Rowles.LeanLucene.Analysis.Filters
Classes
AccentFoldingFilter
Normalises accented/diacritic characters to their ASCII base form (e.g., é→e, ñ→n, ü→u) for language-neutral matching. Uses Unicode canonical decomposition followed by stripping combining marks.
HtmlStripCharFilter
Strips HTML/XML tags from input text, leaving only the text content.
LowercaseFilter
Performs an in-place lowercase transformation on tokens or a character buffer.
MappingCharFilter
Maps specific characters or strings to replacements using a lookup table. Useful for normalising special characters (e.g., smart quotes → straight quotes).
PatternReplaceCharFilter
Replaces text matching a regex pattern with a replacement string.
PorterStemmerFilter
Porter Stemming Algorithm implementation as an ITokenFilter. Based on the Porter 1980 specification for English stemming.

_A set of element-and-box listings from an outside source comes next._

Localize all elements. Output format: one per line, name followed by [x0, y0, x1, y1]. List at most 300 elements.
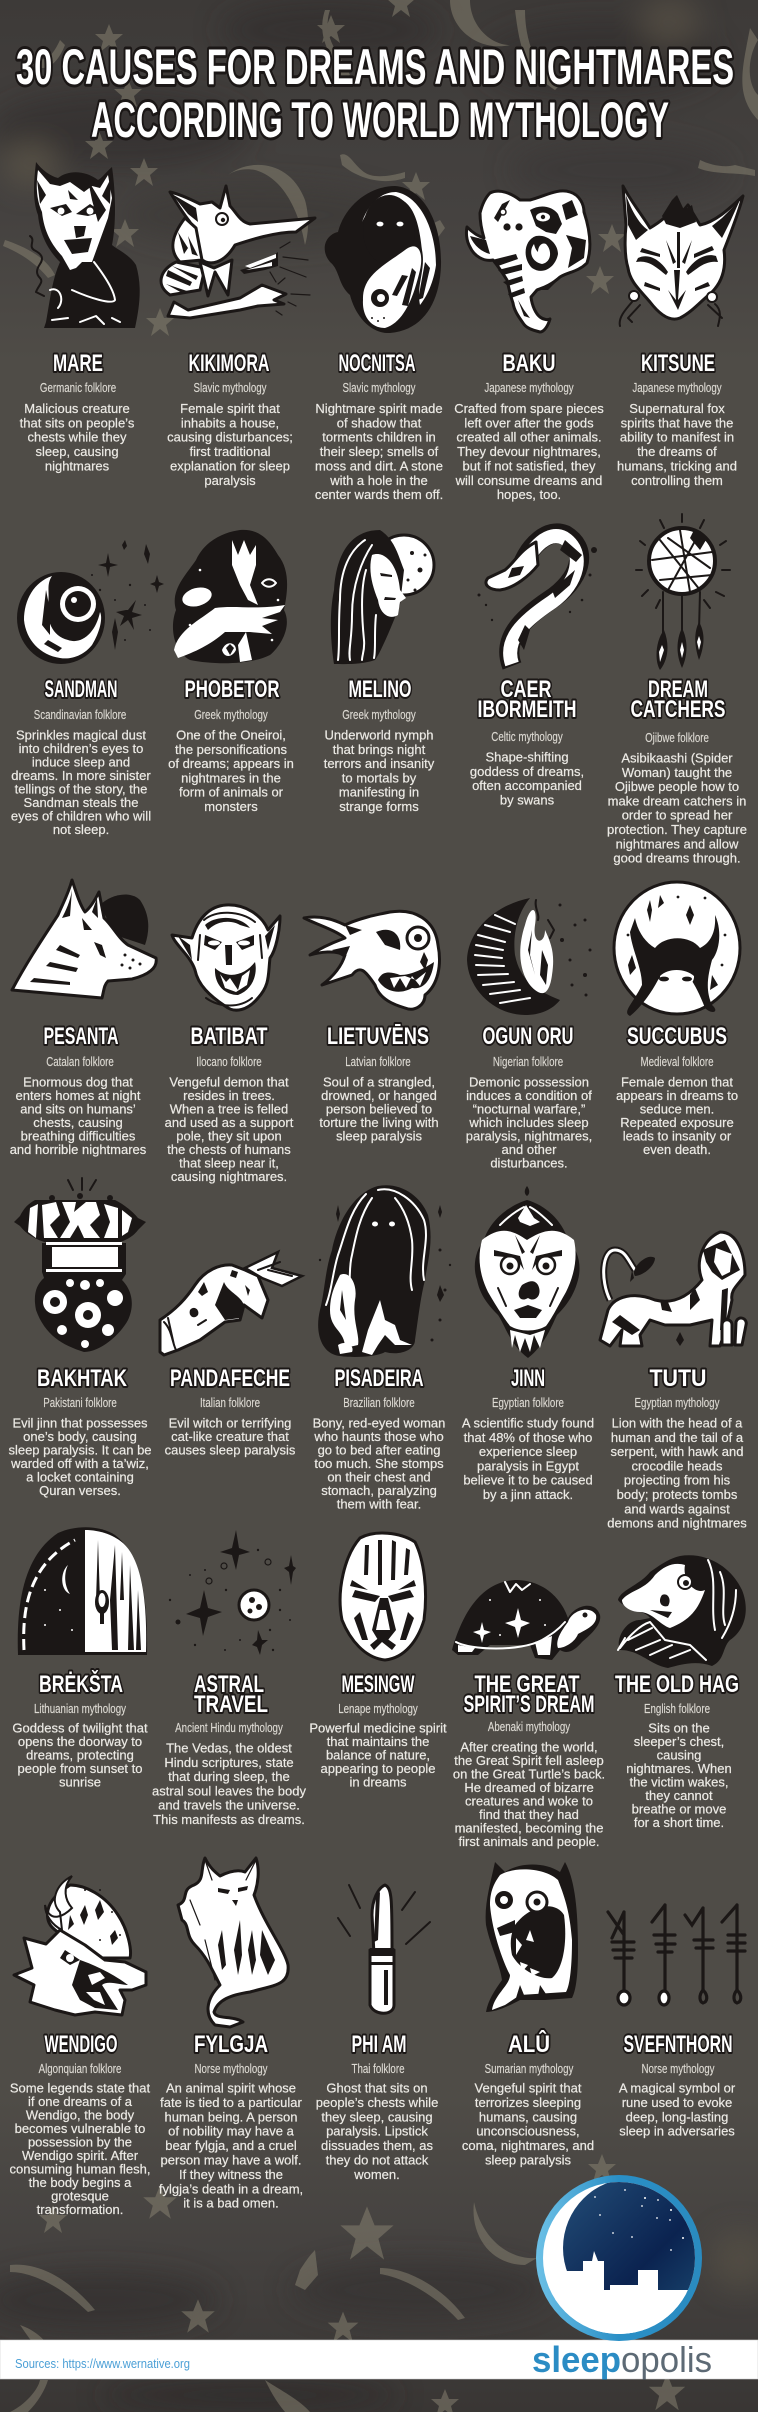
description: hopes, too. [497, 487, 561, 502]
origin: Lithuanian mythology [34, 1703, 126, 1716]
description: center wards them off. [315, 487, 443, 502]
heading: PHI AM [352, 2031, 406, 2058]
panel: Succubus [614, 882, 740, 1157]
panel: Brekšta [12, 1527, 148, 1790]
description: who haunts those who [313, 1429, 444, 1444]
logo: sleepopolis [532, 2175, 712, 2380]
description: first animals and people. [459, 1834, 599, 1849]
panel: Jinn [462, 1186, 594, 1502]
icon: dream catcher [636, 514, 730, 670]
icon: The Old Hag [618, 1555, 746, 1668]
description: induces a condition of [466, 1088, 592, 1103]
origin: Japanese mythology [484, 382, 574, 395]
icon: Sandman eye and stars [17, 540, 164, 664]
description: the chests of humans [167, 1142, 291, 1157]
description: enters homes at night [15, 1088, 141, 1103]
description: Nightmare spirit made [315, 401, 443, 416]
description: causing [657, 1748, 701, 1762]
heading: ASTRAL [194, 1671, 264, 1698]
description: their sleep; smells of [320, 444, 439, 459]
description: sleep in adversaries [619, 2124, 735, 2139]
description: strange forms [339, 799, 419, 814]
heading: BAKU [502, 350, 556, 377]
heading: PANDAFECHE [170, 1365, 290, 1392]
description: Powerful medicine spirit [309, 1720, 447, 1736]
panel: Mare [20, 162, 140, 473]
description: too much. She stomps [314, 1456, 444, 1471]
description: fate is tied to a particular [160, 2095, 302, 2110]
description: paralysis. Lipstick [326, 2124, 428, 2139]
icon: Mesingw mask [340, 1533, 426, 1660]
description: Woman) taught the [622, 765, 732, 780]
heading: PISADEIRA [334, 1365, 424, 1392]
icon: Bakhtak talisman [14, 1178, 146, 1352]
panel: Sandman [11, 540, 164, 837]
description: transformation. [37, 2202, 123, 2217]
description: the dreams of [637, 444, 717, 459]
description: moss and dirt. A stone [315, 458, 443, 473]
description: Vengeful demon that [169, 1074, 289, 1090]
icon: Baku elephant head [466, 191, 590, 332]
description: humans, causing [479, 2109, 577, 2124]
panel: Kitsune [617, 186, 743, 488]
origin: Algonquian folklore [39, 2063, 121, 2076]
origin: Egyptian mythology [635, 1397, 720, 1410]
heading: MESINGW [342, 1671, 415, 1698]
description: will consume dreams and [455, 473, 602, 488]
panel: Pandafeche [160, 1252, 302, 1458]
description: A magical symbol or [619, 2080, 736, 2096]
description: “nocturnal warfare,” [473, 1102, 585, 1116]
description: Bony, red-eyed woman [313, 1416, 445, 1430]
description: Demonic possession [469, 1074, 589, 1090]
icon: Mare goblin [30, 162, 140, 328]
description: torture the living with [319, 1115, 439, 1130]
description: bear fylgja, and a cruel [165, 2138, 297, 2153]
description: sleep, causing [35, 444, 119, 459]
description: dreams, protecting [26, 1748, 134, 1762]
description: nightmares in the [181, 770, 281, 785]
description: Goddess of twilight that [12, 1720, 148, 1736]
icon: Ogun Oru crescent and flames [467, 898, 592, 1015]
description: After creating the world, [460, 1740, 598, 1754]
description: make dream catchers in [608, 793, 746, 808]
description: people’s chests while [316, 2095, 438, 2110]
description: that during sleep, the [168, 1769, 290, 1784]
description: Malicious creature [24, 401, 130, 416]
description: crocodile heads [631, 1458, 723, 1473]
description: of dreams; appears in [168, 756, 294, 771]
panel: Svefnthorn [608, 1905, 745, 2139]
description: breathe or move [632, 1802, 726, 1816]
icon: Pisadeira crouching figure [318, 1185, 451, 1357]
description: if one dreams of a [28, 2094, 133, 2109]
description: protection. They capture [607, 822, 747, 837]
description: Ghost that sits on [326, 2080, 428, 2096]
description: pole, they sit upon [176, 1128, 282, 1144]
heading: KITSUNE [641, 350, 715, 377]
description: manifested, becoming the [455, 1820, 603, 1836]
description: Enormous dog that [23, 1074, 133, 1090]
origin: Slavic mythology [193, 382, 267, 395]
description: astral soul leaves the body [152, 1783, 306, 1798]
description: into children’s eyes to [19, 741, 143, 756]
description: terrors and insanity [324, 756, 435, 771]
panel: Batibat [165, 905, 294, 1184]
description: Female spirit that [180, 401, 280, 416]
icon: Wendigo [14, 1876, 146, 2015]
icon: Caer swan [478, 533, 597, 666]
description: terrorizes sleeping [475, 2095, 581, 2110]
heading: MELINO [348, 676, 412, 703]
description: If they witness the [179, 2167, 283, 2182]
description: that sits on people’s [20, 415, 135, 430]
heading: FYLGJA [194, 2031, 268, 2058]
description: Underworld nymph [324, 728, 434, 742]
description: on their chest and [327, 1470, 431, 1484]
description: the body begins a [29, 2175, 132, 2190]
panel: Wendigo [10, 1876, 150, 2217]
description: order to spread her [622, 808, 733, 823]
origin: Latvian folklore [345, 1056, 411, 1069]
description: Ojibwe people how to [615, 779, 739, 794]
panel: Pesanta [10, 880, 156, 1157]
description: left over after the gods [464, 415, 594, 430]
description: Some legends state that [10, 2080, 150, 2096]
origin: Scandinavian folklore [34, 709, 126, 722]
description: stomach, paralyzing [321, 1483, 437, 1498]
description: one’s body, causing [23, 1429, 137, 1444]
icon: Svefnthorn runes [608, 1905, 745, 2005]
description: warded off with a ta’wiz, [10, 1456, 149, 1471]
description: and horrible nightmares [10, 1142, 147, 1157]
description: Wendigo spirit. After [22, 2148, 139, 2163]
description: possession by the [28, 2134, 132, 2150]
description: by a jinn attack. [483, 1487, 573, 1502]
heading: WENDIGO [44, 2031, 118, 2058]
origin: Egyptian folklore [492, 1397, 564, 1410]
description: sleep paralysis [336, 1128, 422, 1144]
icon: Pesanta dog head [12, 880, 156, 998]
heading: CAER [500, 676, 552, 703]
description: Sprinkles magical dust [16, 728, 146, 742]
description: disturbances. [490, 1156, 568, 1170]
description: body; protects tombs [617, 1487, 738, 1502]
description: leads to insanity or [623, 1128, 732, 1144]
description: Repeated exposure [620, 1115, 734, 1130]
description: sleep paralysis [485, 2152, 571, 2168]
heading: PESANTA [44, 1023, 118, 1050]
origin: Norse mythology [194, 2063, 268, 2076]
description: appearing to people [321, 1761, 435, 1776]
description: nightmares [45, 458, 110, 473]
description: of nobility may have a [168, 2124, 295, 2139]
description: on the Great Turtle’s back. [453, 1766, 605, 1782]
icon: Brekšta door [18, 1527, 147, 1655]
panel: Nocnitsa [315, 186, 443, 502]
icon: lipstick [338, 1885, 430, 2013]
description: a locket containing [26, 1470, 134, 1484]
description: cat-like creature that [171, 1429, 289, 1444]
description: and wards against [624, 1501, 730, 1516]
heading: TUTU [650, 1365, 706, 1392]
heading: KIKIMORA [188, 350, 270, 377]
description: often accompanied [472, 778, 582, 793]
description: spirits that have the [621, 415, 733, 430]
description: seduce men. [640, 1102, 714, 1116]
description: dreams. In more sinister [11, 768, 151, 783]
origin: Ilocano folklore [196, 1056, 262, 1069]
description: of shadow that [337, 415, 422, 430]
description: find that they had [479, 1807, 579, 1822]
description: unconsciousness, [476, 2124, 580, 2139]
description: chests, causing [33, 1115, 123, 1130]
description: person believed to [326, 1102, 432, 1116]
description: even death. [643, 1142, 711, 1157]
icon: Alû monster [486, 1862, 578, 2012]
description: tellings of the story, the [15, 782, 147, 796]
description: go to bed after eating [318, 1442, 440, 1458]
panel: Mesingw [309, 1533, 447, 1790]
description: by swans [500, 792, 555, 807]
description: the personifications [175, 742, 288, 757]
description: humans, tricking and [617, 458, 737, 473]
description: This manifests as dreams. [153, 1812, 305, 1827]
description: women. [353, 2167, 400, 2182]
description: serpent, with hawk and [611, 1444, 743, 1459]
description: Hindu scriptures, state [164, 1755, 294, 1770]
origin: English folklore [644, 1703, 710, 1716]
origin: Norse mythology [641, 2063, 715, 2076]
description: rune used to evoke [622, 2095, 732, 2110]
description: deep, long-lasting [626, 2109, 728, 2124]
description: dissuades them, as [321, 2138, 433, 2153]
footer band [0, 2340, 758, 2379]
description: they sleep, causing [321, 2109, 433, 2124]
description: that maintains the [327, 1734, 429, 1749]
description: ability to manifest in [620, 430, 734, 445]
panel: Phobetor [168, 530, 294, 814]
description: paralysis in Egypt [477, 1458, 579, 1473]
icon: Fylgja spirit animal [178, 1858, 288, 2027]
description: eyes of children who will [11, 808, 151, 824]
origin: Abenaki mythology [488, 1721, 570, 1734]
panel: Ogun Oru [466, 898, 592, 1170]
description: sleeper’s chest, [634, 1734, 724, 1749]
description: Sandman steals the [24, 795, 138, 810]
origin: Italian folklore [200, 1397, 260, 1410]
description: Asibikaashi (Spider [621, 750, 733, 766]
description: people from sunset to [17, 1761, 143, 1776]
description: creatures and woke to [465, 1794, 593, 1808]
description: The Vedas, the oldest [166, 1740, 292, 1756]
origin: Medieval folklore [640, 1056, 714, 1069]
panel: Dream Catchers [607, 514, 747, 866]
heading: IBORMEITH [478, 696, 576, 723]
description: They devour nightmares, [457, 444, 601, 459]
description: Female demon that [621, 1074, 733, 1090]
description: coma, nightmares, and [462, 2138, 594, 2153]
description: A scientific study found [462, 1416, 594, 1430]
description: drowned, or hanged [321, 1088, 437, 1103]
description: causing disturbances; [167, 430, 293, 445]
description: Quran verses. [39, 1483, 121, 1498]
description: the victim wakes, [630, 1774, 728, 1790]
origin: Celtic mythology [491, 731, 563, 744]
description: Evil jinn that possesses [12, 1416, 148, 1430]
description: balance of nature, [326, 1748, 430, 1762]
origin: Germanic folklore [40, 382, 116, 395]
heading: DREAM [648, 676, 708, 703]
description: created all other animals. [456, 430, 602, 445]
description: first traditional [190, 444, 271, 459]
description: form of animals or [179, 785, 284, 800]
description: but if not satisfied, they [463, 458, 596, 473]
description: that sleep near it, [179, 1156, 279, 1170]
description: appears in dreams to [616, 1088, 738, 1103]
description: Supernatural fox [629, 401, 725, 416]
description: projecting from his [624, 1473, 731, 1488]
description: goddess of dreams, [470, 764, 584, 779]
description: that brings night [333, 742, 426, 757]
description: Sits on the [648, 1720, 710, 1736]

Operates on tokens in-place, replacing text with stemmed form.
StopWordFilter
Removes common English stop words from a token list using a frozen set for fast, allocation-free lookups.
SynonymGraphFilter
Token filter that supports multi-token synonym expansion using a trie-based SynonymMap. Uses longest-match lookahead for multi-word synonyms and inserts replacement tokens at the same position offsets.
SynonymMap
Trie-based synonym map supporting multi-token source phrases. Used by SynonymGraphFilter for longest-match multi-token synonym expansion.
Interfaces
ICharFilter
Interface for character-level filters that transform raw text before tokenisation. Char filters run before the tokeniser, operating on the entire input string.